La cámara obtiene entonces un estatuto de invisibilidad para hacer visible el entorno de los otros trabajadores que lo acompañan en la tarea. Gracias a la pureza del protagonista elegido, los más antiguos parapalos de a poco van descubriendo su pasado, sueños y aspiraciones. Unos pocos apuntes entre la relación de los primos, una conversación en la trastienda de la bolera, apenas unas imágenes de un sueño -perfectamente integradas al relato hasta el punto de hacernos olvidar la base documental de la historia- le sirven a Poliak para dibujar una sensibilidad interior, esbozada en un comentario al azar, en el brillo de un mirada. El verdadero milagro de Parapalos -y del cine de Ana Poliak en general- es el de la convicción de que no existen universos poco atractivos para establecer una suerte de redescubrimiento del mundo.
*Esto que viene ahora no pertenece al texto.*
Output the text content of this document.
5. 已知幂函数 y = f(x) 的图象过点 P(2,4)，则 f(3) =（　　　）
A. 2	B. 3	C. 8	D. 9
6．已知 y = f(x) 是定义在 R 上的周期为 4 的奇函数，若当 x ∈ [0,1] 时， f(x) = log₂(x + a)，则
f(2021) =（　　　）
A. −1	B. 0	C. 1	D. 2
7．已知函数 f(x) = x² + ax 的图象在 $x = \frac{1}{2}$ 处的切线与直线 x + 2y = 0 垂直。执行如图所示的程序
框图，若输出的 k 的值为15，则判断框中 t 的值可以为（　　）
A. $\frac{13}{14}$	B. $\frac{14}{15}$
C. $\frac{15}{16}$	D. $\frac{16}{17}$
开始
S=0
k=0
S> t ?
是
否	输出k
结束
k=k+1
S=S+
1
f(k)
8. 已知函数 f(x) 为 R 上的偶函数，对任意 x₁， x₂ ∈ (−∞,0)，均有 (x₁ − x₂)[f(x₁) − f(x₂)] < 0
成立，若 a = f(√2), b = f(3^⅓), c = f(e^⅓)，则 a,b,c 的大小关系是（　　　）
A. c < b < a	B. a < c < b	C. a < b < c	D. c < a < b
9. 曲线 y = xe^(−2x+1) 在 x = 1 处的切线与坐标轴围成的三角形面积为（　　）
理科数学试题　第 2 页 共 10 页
Habiendo inscripto sus dos films anteriores en espacios abiertos, en busca de una libertad mayor, es por demás sorprendente como Poliak encuentra ese mismo pulso dentro de espacios mínimos, casi claustrofóbicos, desplegando allí una luminosidad de haiku, que no descarta soterradamente el comentario social al sesgo. En Parapalos el relato va desarrollándose por sedimentos de información; arranca como un relato de acciones en el mundo del trabajo –lo que podría clasificarse como documental social- y va involucrando de a poco al espectador emocionalmente. Todo el film trasunta una alegría que crece gradualmente, por la que la directora consigue hacer coincidir su mirada con la de sus retratados y a está con la de los espectadores. Basta ver y oír el orgullo de los viejos trabajadores en la transmisión de sus conocimientos al nuevo aprendiz -entre los cuales la presencia la presencia de Nippur, mezcla de viejo hippie y heavy metal, oficia de imprescindible guía y de reproductor de anécdotas- Esa transmisión se logra finalmente atravesando barreras generacionales.
Por ello podríamos afirmar que en el trayecto de la obra de Ana Poliak se parte desde la” luz evocada” (los relatos de los linyeras anarquistas de Que viva los crotos), “la luz perdida” (los náufragos urbanos que intentan comunicarse de La fe del volcán) hasta arribar a “la luz recuperada” (la comunidad de Parapalos). Esa coherencia interna la aleja tanto del documental militante -sin dejar por eso de ser profundamente política- como de aquel que pretende una reconstrucción mimética de lo real. Así Poliak funda su ética cinematográfica de la distancia justa. La que recorre el espacio que nos separa del otro, donde él nace ante nuestros ojos, nos acompaña y nos descubre en sus semejanzas y diferencias.